Guy Lafleur avait été accusé en 2008 puis acquitté par la Cour d’appel d’avoir rendu des témoignages contradictoires dans des procédures criminelles qui concernaient son fils Mark, afin que celui-ci puisse être remis en liberté.

La Cour rejette l’appel de Guy Lafleur pour sa poursuite en dommages

L’ex-hockeyeur Guy Lafleur vient de perdre en Cour d’appel: il voulait qu’elle trouve responsables les personnes à l’origine de son arrestation en 2008 et de la poursuite criminelle qui a suivi.

Sa poursuite civile de 2,16 millions $ avait été rejetée en septembre 2015 par le juge André Wéry de la Cour supérieure.

L’ancien joueur vedette du Canadien de Montréal avait tenté de faire condamner une policière, la Ville de Montréal, une procureure de la Couronne et le Procureur général du Québec, qu’il jugeait responsables de ses déboires, alléguant avoir été victime d’une arrestation et poursuite abusives.

Dans un jugement rendu vendredi, la Cour d’appel a refusé de modifier la décision du juge Wéry.

Guy Lafleur avait été accusé en 2008 puis acquitté par la Cour d’appel d’avoir rendu des témoignages contradictoires - une accusation peu fréquente - dans des procédures criminelles qui concernaient son fils Mark, afin que celui-ci puisse être remis en liberté.

Dans un premier témoignage, il n’avait pas déclaré que Mark avait passé deux nuits à l’hôtel avec sa petite amie lors de sorties d’un centre de réhabilitation où il habitait le reste du temps, sur ordre du tribunal. Dans un interrogatoire subséquent, Guy Lafleur l’a mentionné. Se faisant souligner cette différence, M. Lafleur avait alors dit que personne ne lui avait posé la question la première fois et qu’il ne lui était pas passé par la tête de le mentionner au juge. Condamné par la Cour supérieure, il a ensuite été acquitté par la Cour d’appel en 2010.

Il a ensuite intenté une poursuite en responsabilité contre ceux qui avaient piloté le dossier criminel contre lui. M. Lafleur a témoigné lors de son procès civil qu’il obtenait ses contrats de publicité et de commandite en raison de son nom et de sa réputation. Il affirme que son arrestation et son accusation lui ont fait perdre de tels contrats. Il réclamait de plus des dommages moraux pour toute l’angoisse qu’il dit avoir subie et l’atteinte à sa réputation.

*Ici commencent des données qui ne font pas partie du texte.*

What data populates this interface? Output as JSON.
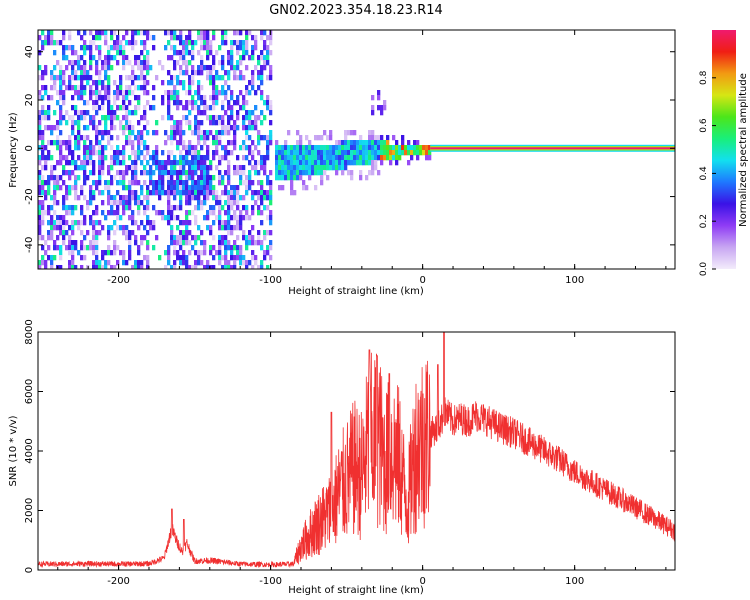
{
  "figure": {
    "title": "GN02.2023.354.18.23.R14"
  },
  "chart_data": [
    {
      "type": "heatmap",
      "name": "spectrogram",
      "xlabel": "Height of straight line (km)",
      "ylabel": "Frequency (Hz)",
      "xlim": [
        -253,
        166
      ],
      "ylim": [
        -50,
        49
      ],
      "xticks": [
        -200,
        -100,
        0,
        100
      ],
      "yticks": [
        -40,
        -20,
        0,
        20,
        40
      ],
      "colorbar": {
        "label": "Normalized spectral amplitude",
        "range": [
          0,
          1
        ],
        "ticks": [
          "0.0",
          "0.2",
          "0.4",
          "0.6",
          "0.8"
        ],
        "colormap": [
          "#f3ecfb",
          "#c8a6f2",
          "#8f3cf5",
          "#3a12e6",
          "#1e78ff",
          "#12e0ef",
          "#19ef7a",
          "#4ce61a",
          "#d6e614",
          "#f29a12",
          "#f01e14",
          "#f01a6e"
        ]
      },
      "regions": [
        {
          "from": -253,
          "to": -100,
          "description": "broadband noise",
          "amplitude": 0.18
        },
        {
          "from": -180,
          "to": -140,
          "center_hz": -10,
          "amplitude": 0.3
        },
        {
          "from": -98,
          "to": -30,
          "center_hz": -5,
          "amplitude": 0.4
        },
        {
          "from": -30,
          "to": 5,
          "center_hz": 0,
          "amplitude": 0.85
        },
        {
          "from": 5,
          "to": 166,
          "center_hz": 0,
          "amplitude": 1.0
        }
      ]
    },
    {
      "type": "line",
      "name": "snr",
      "xlabel": "Height of straight line (km)",
      "ylabel": "SNR (10 * v/v)",
      "xlim": [
        -253,
        166
      ],
      "ylim": [
        0,
        8000
      ],
      "xticks": [
        -200,
        -100,
        0,
        100
      ],
      "yticks": [
        0,
        2000,
        4000,
        6000,
        8000
      ],
      "color": "#f03030",
      "series": [
        {
          "x": [
            -253,
            -240,
            -220,
            -200,
            -180,
            -170,
            -165,
            -162,
            -158,
            -155,
            -150,
            -140,
            -120,
            -100,
            -85,
            -80,
            -70,
            -60,
            -55,
            -50,
            -45,
            -40,
            -35,
            -32,
            -30,
            -25,
            -20,
            -15,
            -10,
            -5,
            0,
            5,
            10,
            15,
            20,
            25,
            30,
            35,
            40,
            50,
            60,
            70,
            80,
            90,
            100,
            110,
            120,
            130,
            140,
            150,
            160,
            166
          ],
          "y": [
            200,
            200,
            210,
            200,
            210,
            400,
            1400,
            1000,
            600,
            900,
            300,
            320,
            200,
            180,
            200,
            800,
            1500,
            2000,
            2600,
            3000,
            3400,
            3200,
            4400,
            4200,
            4600,
            3600,
            4000,
            3600,
            2200,
            4000,
            4400,
            4600,
            4800,
            5300,
            5000,
            5100,
            5000,
            5200,
            5100,
            4800,
            4600,
            4300,
            4000,
            3700,
            3300,
            3000,
            2700,
            2400,
            2100,
            1800,
            1500,
            1300
          ],
          "peaks": [
            {
              "x": -165,
              "y": 2050
            },
            {
              "x": -157,
              "y": 1700
            },
            {
              "x": -60,
              "y": 5300
            },
            {
              "x": -35,
              "y": 7400
            },
            {
              "x": -30,
              "y": 7200
            },
            {
              "x": -22,
              "y": 6600
            },
            {
              "x": 10,
              "y": 6900
            },
            {
              "x": 14,
              "y": 8000
            }
          ]
        }
      ]
    }
  ]
}
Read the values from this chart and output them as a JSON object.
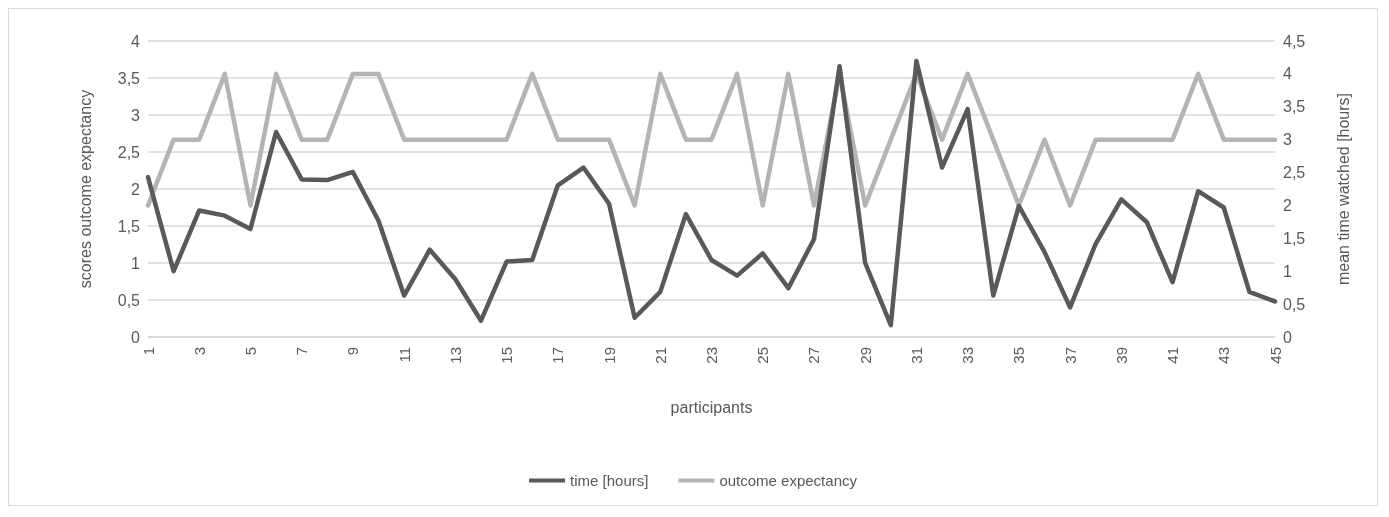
{
  "chart_data": {
    "type": "line",
    "xlabel": "participants",
    "ylabel": "scores outcome expectancy",
    "y2label": "mean time watched [hours]",
    "categories": [
      "1",
      null,
      "3",
      null,
      "5",
      null,
      "7",
      null,
      "9",
      null,
      "11",
      null,
      "13",
      null,
      "15",
      null,
      "17",
      null,
      "19",
      null,
      "21",
      null,
      "23",
      null,
      "25",
      null,
      "27",
      null,
      "29",
      null,
      "31",
      null,
      "33",
      null,
      "35",
      null,
      "37",
      null,
      "39",
      null,
      "41",
      null,
      "43",
      null,
      "45"
    ],
    "series": [
      {
        "name": "time [hours]",
        "color": "#595959",
        "values": [
          2.16,
          0.89,
          1.71,
          1.64,
          1.46,
          2.77,
          2.13,
          2.12,
          2.23,
          1.57,
          0.56,
          1.18,
          0.78,
          0.22,
          1.02,
          1.04,
          2.05,
          2.29,
          1.8,
          0.26,
          0.61,
          1.66,
          1.04,
          0.83,
          1.13,
          0.66,
          1.32,
          3.66,
          1.0,
          0.16,
          3.73,
          2.29,
          3.08,
          0.56,
          1.77,
          1.15,
          0.4,
          1.26,
          1.86,
          1.55,
          0.74,
          1.97,
          1.75,
          0.61,
          0.48
        ]
      },
      {
        "name": "outcome expectancy",
        "color": "#b4b4b4",
        "axis": "y2",
        "values": [
          2,
          3,
          3,
          4,
          2,
          4,
          3,
          3,
          4,
          4,
          3,
          3,
          3,
          3,
          3,
          4,
          3,
          3,
          3,
          2,
          4,
          3,
          3,
          4,
          2,
          4,
          2,
          4,
          2,
          3,
          4,
          3,
          4,
          3,
          2,
          3,
          2,
          3,
          3,
          3,
          3,
          4,
          3,
          3,
          3
        ]
      }
    ],
    "ylim": [
      0,
      4
    ],
    "yticks": [
      0,
      {
        "value": 0.5,
        "label": "0,5"
      },
      1,
      {
        "value": 1.5,
        "label": "1,5"
      },
      2,
      {
        "value": 2.5,
        "label": "2,5"
      },
      3,
      {
        "value": 3.5,
        "label": "3,5"
      },
      4
    ],
    "y2lim": [
      0,
      4.5
    ],
    "y2ticks": [
      0,
      {
        "value": 0.5,
        "label": "0,5"
      },
      1,
      {
        "value": 1.5,
        "label": "1,5"
      },
      2,
      {
        "value": 2.5,
        "label": "2,5"
      },
      3,
      {
        "value": 3.5,
        "label": "3,5"
      },
      4,
      {
        "value": 4.5,
        "label": "4,5"
      }
    ],
    "grid": "y",
    "legend": "bottom",
    "marker": "none",
    "line_style": "solid"
  }
}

Le juge Wéry avait déterminé que la preuve ne lui permettait pas de conclure que la procureure était animée d’une intention malveillante lorsqu’elle a pris sa décision d’engager une poursuite et qu’elle avait alors des motifs raisonnables de croire qu’elle pouvait démontrer la culpabilité de M. Lafleur. Quant à la policière qui a procédé à l’enquête, le juge conclut également à l’absence de faute de sa part. Selon lui, elle s’est comportée comme «une policière normalement prudente et compétente placée dans les mêmes circonstances».

La Cour d’appel, dans sa décision rendue vendredi, tranche qu’il s’agissait-là de constats que le juge Wéry pouvait raisonnablement tirer de la preuve et que M. Lafleur n’a pas démontré la présence d’une erreur pouvant justifier l’intervention de la Cour d’appel.